If a comeback is in Without Walls' future, Burgos has no doubt the right person is in charge.

"If anyone can pull this church back up, it's Paula White," she said. "You can go to the bank on it."

Encarnacion said he "was almost in tears" when Paula returned. He had considered leaving in recent months. He said he was tired of listening to Randy discuss his personal life from the pulpit; tired of the public scrutiny of Without Walls and the declining membership.

"I was worried about my church," said Encarnacion, 51, a technician at Hillsborough Community College. "I could sense a real lack of spirit there."

He knows that some conservative Christians might have a problem with a single, twice-divorced woman as the church leader.

"I would never judge her. Who am I to criticize? I've been divorced," he said. "What I do know is that the message is strong again and the spirit is back. My hope and prayer is that this church will be full and strong again."

Jessica Morrison began attending the church three years ago after watching Paula on TV.

"She gives me goose pimples," said Morrison, a Tampa preschool teacher and mother of two. "After she left, I kept going, but not as regularly as I should have. Sometimes, I was just sitting there and going through the motions."

Now she vows to be in the pews every Sunday.

"Paula is the cherry on the cake," Morrison said. "She's sincere and inspirational. And she offers hope. You can be in such a down place, and she knows how to lift you."

Prosperity gospel

Some critics are concerned about Paula's message, not her gender or marital status. They say Paula's return is about money, not restoring spiritual order.

"In the end, it's an audience retention operation," said Michael Spencer, a Baptist pastor in the ministry for 30 years who wrote a recent article in the Christian Science Monitor about what he sees as evangelicals' coming implosion. "The Christian mission has been traded in for a financial scam."

Spencer doesn't consider the Whites to be evangelicals. "These are motivational speakers and financially motivated quacks playing on the materialistic desires of Americans and their worship of greed over God."

For those reasons, Without Walls will fail and serve as a cautionary tale to others, Spencer said.

"There is much here for evangelicals to learn from, at least those who are ready to learn, that large churches need a big mission and a firm foundation, not a hot Bible blonde and the promise of a gold-plated destiny," he said.

A minister and author suggested Paula White abandon the prosperity gospel message.

"Scripture passages are taken out of context," Jonathan Wilson-Hargrove said of the evangelicals' message.

"I would love for people to truly understand what Jesus said about money," said Wilson-Hargrove, author of the book "God's Economy: Redefining the Health and Wealth Gospel."

Wilson-Hargrove, a Baptist associate minister in North Carolina, calls it "gross abuse" for religious leaders to get rich off their congregants' offerings. He points out that nothing in the Bible says religious leaders should travel on private jets, live in mansions and drive luxury cars.

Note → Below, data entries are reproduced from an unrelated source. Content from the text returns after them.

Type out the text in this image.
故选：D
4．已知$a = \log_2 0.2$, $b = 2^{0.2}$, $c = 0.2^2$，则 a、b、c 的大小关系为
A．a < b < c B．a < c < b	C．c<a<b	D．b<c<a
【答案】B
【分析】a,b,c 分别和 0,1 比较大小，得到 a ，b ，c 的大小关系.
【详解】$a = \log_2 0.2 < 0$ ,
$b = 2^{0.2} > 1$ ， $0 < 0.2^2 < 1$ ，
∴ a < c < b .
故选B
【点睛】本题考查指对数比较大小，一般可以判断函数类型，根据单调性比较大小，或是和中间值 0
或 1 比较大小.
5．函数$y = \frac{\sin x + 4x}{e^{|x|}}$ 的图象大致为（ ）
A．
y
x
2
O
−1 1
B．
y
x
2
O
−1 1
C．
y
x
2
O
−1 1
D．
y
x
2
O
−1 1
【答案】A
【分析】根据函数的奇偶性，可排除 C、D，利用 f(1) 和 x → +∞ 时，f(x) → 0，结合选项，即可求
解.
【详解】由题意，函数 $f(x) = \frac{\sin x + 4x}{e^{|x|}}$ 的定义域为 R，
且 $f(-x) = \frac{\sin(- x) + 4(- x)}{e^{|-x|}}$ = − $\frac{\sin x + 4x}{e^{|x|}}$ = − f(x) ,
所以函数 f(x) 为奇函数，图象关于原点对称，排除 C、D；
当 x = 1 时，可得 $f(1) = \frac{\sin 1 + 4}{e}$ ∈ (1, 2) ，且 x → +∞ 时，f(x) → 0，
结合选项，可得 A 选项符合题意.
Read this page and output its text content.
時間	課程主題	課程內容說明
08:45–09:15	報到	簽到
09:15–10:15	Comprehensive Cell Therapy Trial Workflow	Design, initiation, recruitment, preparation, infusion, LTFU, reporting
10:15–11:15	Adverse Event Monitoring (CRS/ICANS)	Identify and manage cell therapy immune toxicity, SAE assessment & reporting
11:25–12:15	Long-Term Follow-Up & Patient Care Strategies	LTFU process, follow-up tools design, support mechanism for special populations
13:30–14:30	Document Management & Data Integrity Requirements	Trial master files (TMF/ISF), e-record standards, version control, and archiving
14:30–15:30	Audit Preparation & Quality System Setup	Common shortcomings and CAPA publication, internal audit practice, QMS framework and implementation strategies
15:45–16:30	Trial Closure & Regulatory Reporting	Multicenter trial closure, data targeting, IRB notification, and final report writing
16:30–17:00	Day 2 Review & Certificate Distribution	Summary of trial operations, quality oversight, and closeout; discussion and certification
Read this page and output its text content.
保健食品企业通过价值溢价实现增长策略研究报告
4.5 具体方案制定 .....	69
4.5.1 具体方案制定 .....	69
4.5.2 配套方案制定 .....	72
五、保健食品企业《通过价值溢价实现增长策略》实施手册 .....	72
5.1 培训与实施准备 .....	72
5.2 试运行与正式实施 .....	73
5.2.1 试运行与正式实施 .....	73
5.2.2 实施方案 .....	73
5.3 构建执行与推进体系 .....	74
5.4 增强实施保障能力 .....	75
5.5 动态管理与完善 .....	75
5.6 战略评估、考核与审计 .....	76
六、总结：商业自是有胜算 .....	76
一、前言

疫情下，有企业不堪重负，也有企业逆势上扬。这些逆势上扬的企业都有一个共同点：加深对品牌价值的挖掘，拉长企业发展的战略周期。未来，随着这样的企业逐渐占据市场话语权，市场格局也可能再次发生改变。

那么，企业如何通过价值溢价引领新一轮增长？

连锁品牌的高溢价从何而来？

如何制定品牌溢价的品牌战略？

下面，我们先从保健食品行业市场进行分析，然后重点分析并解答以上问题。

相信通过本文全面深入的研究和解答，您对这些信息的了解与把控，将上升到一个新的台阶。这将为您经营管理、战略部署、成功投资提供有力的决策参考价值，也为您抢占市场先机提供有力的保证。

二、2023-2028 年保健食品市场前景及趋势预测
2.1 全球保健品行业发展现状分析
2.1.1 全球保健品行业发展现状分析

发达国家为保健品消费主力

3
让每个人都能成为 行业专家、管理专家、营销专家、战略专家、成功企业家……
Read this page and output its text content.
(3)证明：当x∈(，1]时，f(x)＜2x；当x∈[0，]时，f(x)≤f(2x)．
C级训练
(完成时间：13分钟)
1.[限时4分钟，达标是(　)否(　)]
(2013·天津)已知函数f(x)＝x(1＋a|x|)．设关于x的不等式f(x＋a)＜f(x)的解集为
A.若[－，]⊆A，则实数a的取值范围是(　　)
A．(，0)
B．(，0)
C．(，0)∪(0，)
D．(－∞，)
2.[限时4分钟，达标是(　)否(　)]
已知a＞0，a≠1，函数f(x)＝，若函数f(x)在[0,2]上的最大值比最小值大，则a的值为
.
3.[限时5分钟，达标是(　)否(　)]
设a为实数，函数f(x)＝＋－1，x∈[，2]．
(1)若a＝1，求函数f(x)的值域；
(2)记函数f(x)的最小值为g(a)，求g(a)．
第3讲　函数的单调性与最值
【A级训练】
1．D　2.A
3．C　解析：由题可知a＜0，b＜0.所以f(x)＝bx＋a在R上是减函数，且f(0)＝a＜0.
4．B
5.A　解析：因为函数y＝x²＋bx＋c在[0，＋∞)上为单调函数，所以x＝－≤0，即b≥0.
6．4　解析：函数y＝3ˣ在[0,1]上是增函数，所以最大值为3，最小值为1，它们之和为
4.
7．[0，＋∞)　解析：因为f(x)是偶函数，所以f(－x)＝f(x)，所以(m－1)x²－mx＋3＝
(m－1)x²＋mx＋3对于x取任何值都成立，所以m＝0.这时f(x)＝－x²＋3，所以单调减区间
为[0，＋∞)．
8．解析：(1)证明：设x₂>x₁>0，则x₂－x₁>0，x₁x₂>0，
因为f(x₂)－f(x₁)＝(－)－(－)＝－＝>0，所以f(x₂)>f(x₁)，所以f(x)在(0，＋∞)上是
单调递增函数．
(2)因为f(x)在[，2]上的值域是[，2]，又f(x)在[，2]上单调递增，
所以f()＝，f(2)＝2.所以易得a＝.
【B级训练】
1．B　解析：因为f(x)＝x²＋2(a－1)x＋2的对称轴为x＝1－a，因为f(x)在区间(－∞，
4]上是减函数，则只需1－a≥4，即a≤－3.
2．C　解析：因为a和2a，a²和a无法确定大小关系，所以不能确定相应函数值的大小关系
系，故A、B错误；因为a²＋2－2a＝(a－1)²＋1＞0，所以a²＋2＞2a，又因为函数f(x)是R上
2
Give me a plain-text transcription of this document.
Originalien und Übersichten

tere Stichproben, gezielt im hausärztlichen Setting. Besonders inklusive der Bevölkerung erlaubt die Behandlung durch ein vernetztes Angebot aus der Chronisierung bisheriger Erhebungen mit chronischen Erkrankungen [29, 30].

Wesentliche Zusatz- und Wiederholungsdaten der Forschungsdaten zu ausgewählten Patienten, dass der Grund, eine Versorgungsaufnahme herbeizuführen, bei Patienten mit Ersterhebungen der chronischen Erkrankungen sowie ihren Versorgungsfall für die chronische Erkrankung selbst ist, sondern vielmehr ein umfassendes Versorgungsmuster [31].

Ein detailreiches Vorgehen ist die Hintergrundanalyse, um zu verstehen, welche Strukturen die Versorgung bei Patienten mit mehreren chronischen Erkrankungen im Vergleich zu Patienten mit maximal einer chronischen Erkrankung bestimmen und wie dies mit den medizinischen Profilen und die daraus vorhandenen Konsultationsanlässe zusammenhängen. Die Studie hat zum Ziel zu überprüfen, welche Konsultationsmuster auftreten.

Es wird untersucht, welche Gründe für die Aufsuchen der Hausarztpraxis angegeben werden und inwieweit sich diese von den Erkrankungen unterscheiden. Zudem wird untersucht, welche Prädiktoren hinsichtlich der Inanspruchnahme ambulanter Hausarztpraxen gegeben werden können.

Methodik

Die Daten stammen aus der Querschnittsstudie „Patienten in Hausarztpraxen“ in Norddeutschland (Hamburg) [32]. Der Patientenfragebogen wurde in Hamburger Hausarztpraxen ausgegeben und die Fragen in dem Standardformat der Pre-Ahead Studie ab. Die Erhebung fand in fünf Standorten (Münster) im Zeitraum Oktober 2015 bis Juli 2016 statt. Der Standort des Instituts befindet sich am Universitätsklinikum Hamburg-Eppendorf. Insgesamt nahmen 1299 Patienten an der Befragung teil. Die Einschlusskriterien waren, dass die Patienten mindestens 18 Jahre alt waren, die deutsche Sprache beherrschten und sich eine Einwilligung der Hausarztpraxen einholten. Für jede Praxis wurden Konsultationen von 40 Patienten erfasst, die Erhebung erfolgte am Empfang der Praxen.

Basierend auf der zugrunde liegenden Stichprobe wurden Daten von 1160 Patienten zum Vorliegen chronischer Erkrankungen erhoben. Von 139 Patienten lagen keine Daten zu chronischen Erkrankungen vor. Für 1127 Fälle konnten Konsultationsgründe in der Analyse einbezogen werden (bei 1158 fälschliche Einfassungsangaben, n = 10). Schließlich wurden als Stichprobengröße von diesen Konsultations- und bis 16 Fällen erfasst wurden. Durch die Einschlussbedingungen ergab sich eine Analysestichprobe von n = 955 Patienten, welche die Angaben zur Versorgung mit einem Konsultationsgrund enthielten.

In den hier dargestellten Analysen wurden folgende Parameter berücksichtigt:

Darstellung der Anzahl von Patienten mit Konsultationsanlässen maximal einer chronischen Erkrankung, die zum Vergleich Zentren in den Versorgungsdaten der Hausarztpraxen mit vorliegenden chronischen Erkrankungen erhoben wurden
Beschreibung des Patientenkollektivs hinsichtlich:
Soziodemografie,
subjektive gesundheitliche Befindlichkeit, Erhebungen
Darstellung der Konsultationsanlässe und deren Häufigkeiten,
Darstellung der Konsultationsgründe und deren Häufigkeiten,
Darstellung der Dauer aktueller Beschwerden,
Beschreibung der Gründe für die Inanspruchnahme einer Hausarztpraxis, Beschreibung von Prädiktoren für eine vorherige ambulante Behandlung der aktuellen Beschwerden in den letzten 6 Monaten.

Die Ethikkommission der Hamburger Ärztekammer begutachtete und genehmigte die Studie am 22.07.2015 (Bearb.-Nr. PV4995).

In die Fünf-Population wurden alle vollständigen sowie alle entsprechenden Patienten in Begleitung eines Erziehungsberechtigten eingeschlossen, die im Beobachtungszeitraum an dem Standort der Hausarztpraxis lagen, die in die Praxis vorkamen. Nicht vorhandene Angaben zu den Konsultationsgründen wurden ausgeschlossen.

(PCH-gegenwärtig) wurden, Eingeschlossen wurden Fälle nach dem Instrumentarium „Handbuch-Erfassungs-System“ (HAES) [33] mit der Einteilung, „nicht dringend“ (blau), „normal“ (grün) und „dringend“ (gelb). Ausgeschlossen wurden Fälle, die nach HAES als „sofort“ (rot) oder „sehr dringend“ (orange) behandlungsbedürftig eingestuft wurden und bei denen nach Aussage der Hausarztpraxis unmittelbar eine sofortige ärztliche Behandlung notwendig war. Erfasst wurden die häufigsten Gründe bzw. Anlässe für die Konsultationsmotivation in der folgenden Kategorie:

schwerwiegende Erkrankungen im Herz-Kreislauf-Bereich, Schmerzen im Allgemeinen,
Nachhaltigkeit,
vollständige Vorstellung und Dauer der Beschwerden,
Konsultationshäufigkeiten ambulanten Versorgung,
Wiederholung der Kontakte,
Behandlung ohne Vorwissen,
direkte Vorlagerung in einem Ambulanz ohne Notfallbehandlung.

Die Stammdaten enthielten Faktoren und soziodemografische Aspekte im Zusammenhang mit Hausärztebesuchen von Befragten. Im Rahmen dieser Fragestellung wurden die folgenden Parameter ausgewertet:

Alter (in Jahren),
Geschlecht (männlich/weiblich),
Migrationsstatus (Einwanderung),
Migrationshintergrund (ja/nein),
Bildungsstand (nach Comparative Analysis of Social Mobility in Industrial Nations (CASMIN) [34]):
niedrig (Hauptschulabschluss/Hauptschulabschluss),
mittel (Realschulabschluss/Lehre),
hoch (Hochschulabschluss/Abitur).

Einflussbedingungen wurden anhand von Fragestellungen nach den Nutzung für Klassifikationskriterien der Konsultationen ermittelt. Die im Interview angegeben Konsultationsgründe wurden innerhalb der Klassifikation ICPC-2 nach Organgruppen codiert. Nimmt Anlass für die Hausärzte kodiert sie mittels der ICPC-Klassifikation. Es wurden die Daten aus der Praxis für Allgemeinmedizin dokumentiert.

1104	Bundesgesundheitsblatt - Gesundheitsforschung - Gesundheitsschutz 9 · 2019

"People in the pews see what their leaders have, and they want it, too," he said. "Almost always, this message is an exploitation of the poor."

'Bring me my purse'

During a recent midweek service, Paula talked about being tested the past few years. She warned: "Our dilemmas are going to be on display." She alluded to the glare of media coverage: "People are going to see all your faults, your problems."

Then she repeated what has become something of a mantra since she rejoined the church July 12. "There is glory in this story. There is glory in this story."

The crowd applauded, reached their hands in the air and high-fived one another. Paula said there would be a second, final offering for the night.

"Give $10,000 or give $1,000. If you can't do that, give $100."

Just before the microphone went dead, she gestured offstage: "Bring me my purse."